Renato Guttuso è stato un adolescente-prodigio, formato nella bottega d'arte del siciliano Domenico Quattrociocchi, pittore degli angoli "plebei". La magnificenza dei colori dei carri siciliani dipinti da Emilio Murdolo, l'altro suo maestro, ne segnarono per sempre la fantasia.
Il suo espressionismo, dopo le prime esperienze, si manifestava deciso e sanguigno, la sua pittura aveva l'innegabile segno della partecipazione sociale. Gli schemi accademici si allontanavano sempre di più. Negli anni del fascismo era entrato nel movimento artistico "Corrente", di forte opposizione al "regime". Durante gli anni drammatici e gloriosi della guerra di Spagna, mentre il nazismo ed il suo alleato fascista covavano già la seconda guerra mondiale. Renato Guttuso ebbe il coraggio di schierarsi rivelando il suo pensiero nel quadro "Fucilazione in campagna", dedicato al poeta Federico Garcia, Lorca ucciso dai "camerati" di Francisco Franco.
Durante l'occupazione nazista di Roma, dopo l'8 settembre 1943, i suoi disegni, clandestini (riuniti successivamente nell'album "Massacri"), passavano di mano in mano raccontando le repressioni e le stragi, la tragedia delle Fosse Ardeatine.
Finalmente il dopoguerra: Guttuso frequenta Antonietta Raphael e Mario Mafai, Marino Mazzacurati, lo scultore Pericle Fazzini, Corrado Cagli, Giacomo Manzù, Aligi Sassu. Inizia un'amicizia profonda con il giovane critico d'arte Antonello Trombadori, un sodalizio sociale e politico che lo accompagnerà per tutta la vita e che ne fisserà il ruolo di grande preminenza di intellettuale politicamente impegnato. Membro del Comitato centrale del Partito Comunista italiano, fu eletto, infatti, al Senato della Repubblica per due legislature con più di trentamila voti di preferenza.

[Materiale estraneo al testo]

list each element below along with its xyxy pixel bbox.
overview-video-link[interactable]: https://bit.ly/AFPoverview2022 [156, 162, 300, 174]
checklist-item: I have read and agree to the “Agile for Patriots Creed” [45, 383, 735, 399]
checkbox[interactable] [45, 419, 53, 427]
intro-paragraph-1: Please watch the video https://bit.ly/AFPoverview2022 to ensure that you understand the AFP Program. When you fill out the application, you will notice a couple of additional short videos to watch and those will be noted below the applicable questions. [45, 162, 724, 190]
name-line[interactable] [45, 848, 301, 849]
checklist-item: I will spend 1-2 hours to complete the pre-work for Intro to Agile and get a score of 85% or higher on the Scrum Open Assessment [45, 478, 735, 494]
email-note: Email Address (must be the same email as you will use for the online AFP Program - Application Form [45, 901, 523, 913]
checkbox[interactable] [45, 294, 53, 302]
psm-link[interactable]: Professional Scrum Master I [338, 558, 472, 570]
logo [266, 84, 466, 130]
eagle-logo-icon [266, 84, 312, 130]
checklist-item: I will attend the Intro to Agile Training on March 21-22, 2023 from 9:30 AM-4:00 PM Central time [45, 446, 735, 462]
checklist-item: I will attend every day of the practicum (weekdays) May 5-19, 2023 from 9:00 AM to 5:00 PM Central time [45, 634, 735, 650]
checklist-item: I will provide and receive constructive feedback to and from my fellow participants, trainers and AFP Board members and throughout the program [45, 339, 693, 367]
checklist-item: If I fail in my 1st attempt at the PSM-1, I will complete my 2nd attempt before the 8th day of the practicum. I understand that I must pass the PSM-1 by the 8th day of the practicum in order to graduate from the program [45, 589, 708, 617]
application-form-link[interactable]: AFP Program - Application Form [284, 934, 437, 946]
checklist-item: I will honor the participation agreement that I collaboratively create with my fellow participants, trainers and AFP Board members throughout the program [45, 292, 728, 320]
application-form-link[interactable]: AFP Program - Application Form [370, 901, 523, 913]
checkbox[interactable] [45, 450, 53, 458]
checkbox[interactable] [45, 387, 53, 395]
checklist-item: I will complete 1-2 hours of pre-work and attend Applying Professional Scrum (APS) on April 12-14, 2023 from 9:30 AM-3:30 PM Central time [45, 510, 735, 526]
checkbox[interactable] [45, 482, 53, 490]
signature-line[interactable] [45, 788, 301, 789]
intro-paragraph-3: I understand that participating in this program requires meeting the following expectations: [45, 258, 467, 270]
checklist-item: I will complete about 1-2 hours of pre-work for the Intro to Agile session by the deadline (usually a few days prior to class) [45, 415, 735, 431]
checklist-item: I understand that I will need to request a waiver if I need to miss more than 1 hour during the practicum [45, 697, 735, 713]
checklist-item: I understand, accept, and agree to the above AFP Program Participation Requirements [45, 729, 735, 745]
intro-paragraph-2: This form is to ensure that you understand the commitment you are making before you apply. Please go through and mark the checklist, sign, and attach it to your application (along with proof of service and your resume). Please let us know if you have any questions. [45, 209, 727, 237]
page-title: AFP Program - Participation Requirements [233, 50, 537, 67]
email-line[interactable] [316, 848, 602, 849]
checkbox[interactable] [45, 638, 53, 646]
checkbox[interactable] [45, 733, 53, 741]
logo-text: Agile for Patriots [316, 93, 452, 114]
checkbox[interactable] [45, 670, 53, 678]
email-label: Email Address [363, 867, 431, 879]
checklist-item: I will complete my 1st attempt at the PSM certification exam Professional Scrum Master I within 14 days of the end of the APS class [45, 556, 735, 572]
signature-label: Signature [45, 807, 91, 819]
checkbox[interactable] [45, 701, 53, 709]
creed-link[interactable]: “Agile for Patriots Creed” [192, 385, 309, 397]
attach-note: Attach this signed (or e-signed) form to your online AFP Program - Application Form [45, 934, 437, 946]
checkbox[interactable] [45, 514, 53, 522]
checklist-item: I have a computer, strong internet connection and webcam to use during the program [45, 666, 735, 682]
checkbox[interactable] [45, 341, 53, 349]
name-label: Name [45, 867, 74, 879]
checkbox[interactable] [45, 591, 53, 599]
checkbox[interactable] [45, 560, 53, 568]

Il dipinto che gli dà fama e insieme fortissime polemiche ha un inaspettato tema religioso nel quale vi è la denuncia esplicita degli orrori della guerra. E' una "Crocefissione", nella quale il Cristo pendente dalla croce è "simbolo di tutti coloro che subiscono oltraggio, carcere e supplizio per le loro idee".

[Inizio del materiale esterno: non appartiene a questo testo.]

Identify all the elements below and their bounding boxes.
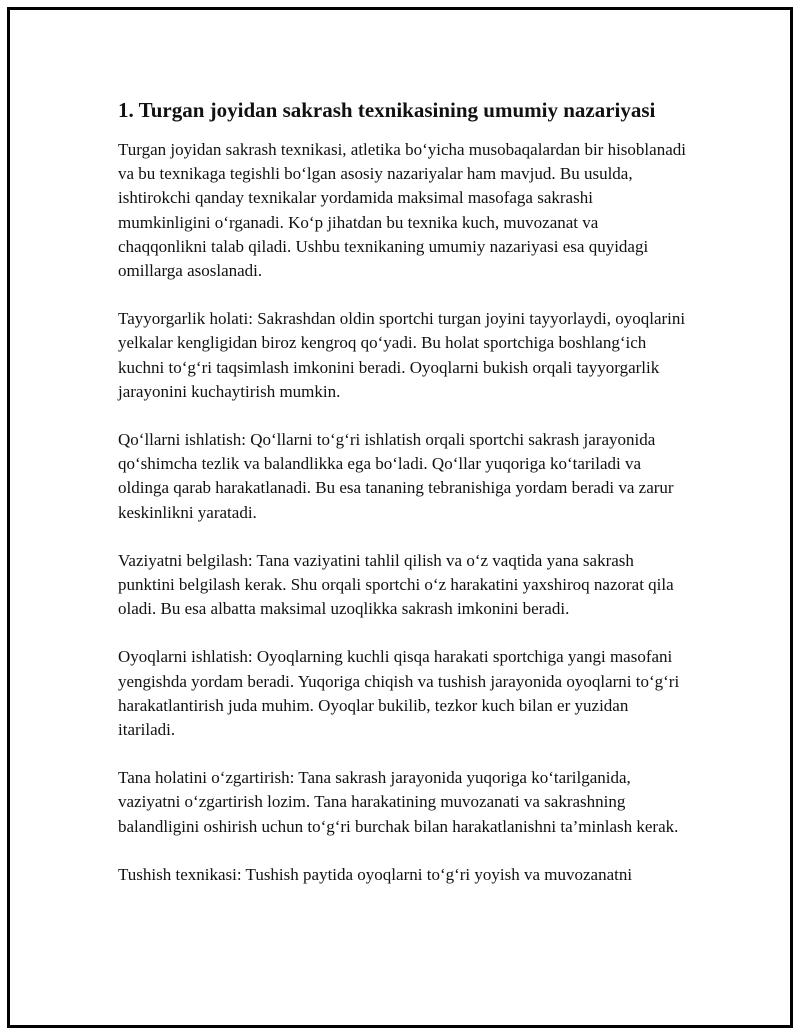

Dal 1959 al 1961 disegna, nella serie "Inferno di Dante", la storia del genere umano, delle sue cadute e delle sue sconfitte. La verità intima delle donne, il nudo, colpisce profondamente la sua emozione. Sono nudità poetiche che esprimono la forte dimensione sessuale e sensuale femminile.
La sua vita affettiva è oggetto di curiosità (anche malevola), la lunga amicizia con la contessa Marta Marzotto è nel "gossip". La sua arte non passò indenne da certa critica dell'epoca. Fu bollata come "immobilistica", ferma dal 1930 al 1948. Lo si definì, allusivamente, dotato di "troppa bravura e troppo mestiere". Si disse che dipingeva i poveri ma i suoi quadri potevano comperarli soltanto i ricchi, che la ricchezza accumulata con il successo era incompatibile con il suo credo di comunista.

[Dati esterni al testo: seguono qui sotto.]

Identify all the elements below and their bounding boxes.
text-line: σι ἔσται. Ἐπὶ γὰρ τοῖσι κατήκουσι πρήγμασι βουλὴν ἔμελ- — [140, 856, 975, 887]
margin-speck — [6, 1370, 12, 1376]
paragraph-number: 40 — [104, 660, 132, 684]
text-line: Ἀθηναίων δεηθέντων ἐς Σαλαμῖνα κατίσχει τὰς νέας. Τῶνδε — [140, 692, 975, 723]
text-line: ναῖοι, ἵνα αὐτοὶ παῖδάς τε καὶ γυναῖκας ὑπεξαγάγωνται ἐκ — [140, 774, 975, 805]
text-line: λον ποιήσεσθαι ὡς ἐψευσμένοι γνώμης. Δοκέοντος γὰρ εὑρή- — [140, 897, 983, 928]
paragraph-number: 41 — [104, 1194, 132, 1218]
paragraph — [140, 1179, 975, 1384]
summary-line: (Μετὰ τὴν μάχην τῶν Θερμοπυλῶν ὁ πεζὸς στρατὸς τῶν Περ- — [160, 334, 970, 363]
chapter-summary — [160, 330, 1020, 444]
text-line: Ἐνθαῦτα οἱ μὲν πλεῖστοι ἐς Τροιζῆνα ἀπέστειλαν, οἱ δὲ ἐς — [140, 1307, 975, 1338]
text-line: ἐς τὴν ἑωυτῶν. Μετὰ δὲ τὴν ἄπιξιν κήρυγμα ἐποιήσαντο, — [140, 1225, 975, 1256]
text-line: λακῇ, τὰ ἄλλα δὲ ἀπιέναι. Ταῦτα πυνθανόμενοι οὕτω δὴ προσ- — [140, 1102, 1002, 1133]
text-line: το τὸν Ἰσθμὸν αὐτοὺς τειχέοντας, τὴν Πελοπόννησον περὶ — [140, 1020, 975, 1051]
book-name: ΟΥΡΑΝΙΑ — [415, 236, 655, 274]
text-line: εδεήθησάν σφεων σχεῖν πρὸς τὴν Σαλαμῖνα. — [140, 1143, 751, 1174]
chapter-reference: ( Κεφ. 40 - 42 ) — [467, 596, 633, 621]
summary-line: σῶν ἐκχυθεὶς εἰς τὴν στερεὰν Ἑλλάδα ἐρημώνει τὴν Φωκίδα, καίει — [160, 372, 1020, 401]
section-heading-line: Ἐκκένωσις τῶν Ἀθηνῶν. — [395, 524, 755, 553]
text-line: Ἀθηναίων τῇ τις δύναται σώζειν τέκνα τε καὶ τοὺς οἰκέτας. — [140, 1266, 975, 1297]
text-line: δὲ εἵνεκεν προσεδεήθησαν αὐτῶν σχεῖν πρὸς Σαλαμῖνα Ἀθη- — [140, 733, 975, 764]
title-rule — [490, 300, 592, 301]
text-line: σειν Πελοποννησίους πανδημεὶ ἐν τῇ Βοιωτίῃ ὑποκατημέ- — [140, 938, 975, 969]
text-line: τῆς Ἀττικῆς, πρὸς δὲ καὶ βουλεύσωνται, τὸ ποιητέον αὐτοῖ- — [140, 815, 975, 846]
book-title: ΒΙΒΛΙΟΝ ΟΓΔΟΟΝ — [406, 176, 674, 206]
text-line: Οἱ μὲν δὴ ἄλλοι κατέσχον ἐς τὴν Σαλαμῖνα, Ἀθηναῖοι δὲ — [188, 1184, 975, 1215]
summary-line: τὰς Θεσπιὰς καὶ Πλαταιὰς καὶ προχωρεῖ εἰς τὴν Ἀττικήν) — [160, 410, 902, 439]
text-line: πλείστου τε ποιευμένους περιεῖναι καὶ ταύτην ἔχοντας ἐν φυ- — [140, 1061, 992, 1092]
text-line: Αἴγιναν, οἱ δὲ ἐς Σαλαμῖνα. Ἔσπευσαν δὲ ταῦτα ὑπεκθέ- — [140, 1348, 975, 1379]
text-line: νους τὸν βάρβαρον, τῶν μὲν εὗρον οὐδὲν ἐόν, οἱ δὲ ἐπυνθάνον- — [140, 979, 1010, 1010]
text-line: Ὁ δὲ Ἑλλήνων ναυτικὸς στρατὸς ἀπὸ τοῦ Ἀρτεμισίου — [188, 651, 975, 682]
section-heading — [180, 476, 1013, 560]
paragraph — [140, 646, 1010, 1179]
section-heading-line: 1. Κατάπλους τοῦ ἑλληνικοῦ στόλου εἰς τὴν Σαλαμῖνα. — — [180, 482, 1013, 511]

Nel 1972 dipinse il quadro dei funerali di Togliatti, morto nel 1964. Si definì allora, totalmente "politico" un dipinto nel quale Guttuso lasciava invece libera la strada alla commozione profonda del militante, alla sua interiorità politica popolata di idee e di persone che le rappresentano. Sono infatti presenti nel corteo, accompagnando il feretro del "grande Capo" le sfolgoranti bandiere rosse, il pugno levato in alto del "popolo comunista" insieme alle ombre dei compagni "Grandi" che avevano creduto nella società nuova, da Lenin che ne aveva avviato il percorso.
E' stato un gran lavoratore Renato Guttuso. E un uomo di passione. I quadri venduti "sono come i figli, non ti appartengono più ma ti appartengono sempre" ha ritratto Moravia e Pablo Neruda, ed è di questi giorni la scoperta dell'inedito dipinto di Giuseppe Verdi in armonia con la sua opera di scenografo di eventi musicali, di creatore di costumi per il balletto.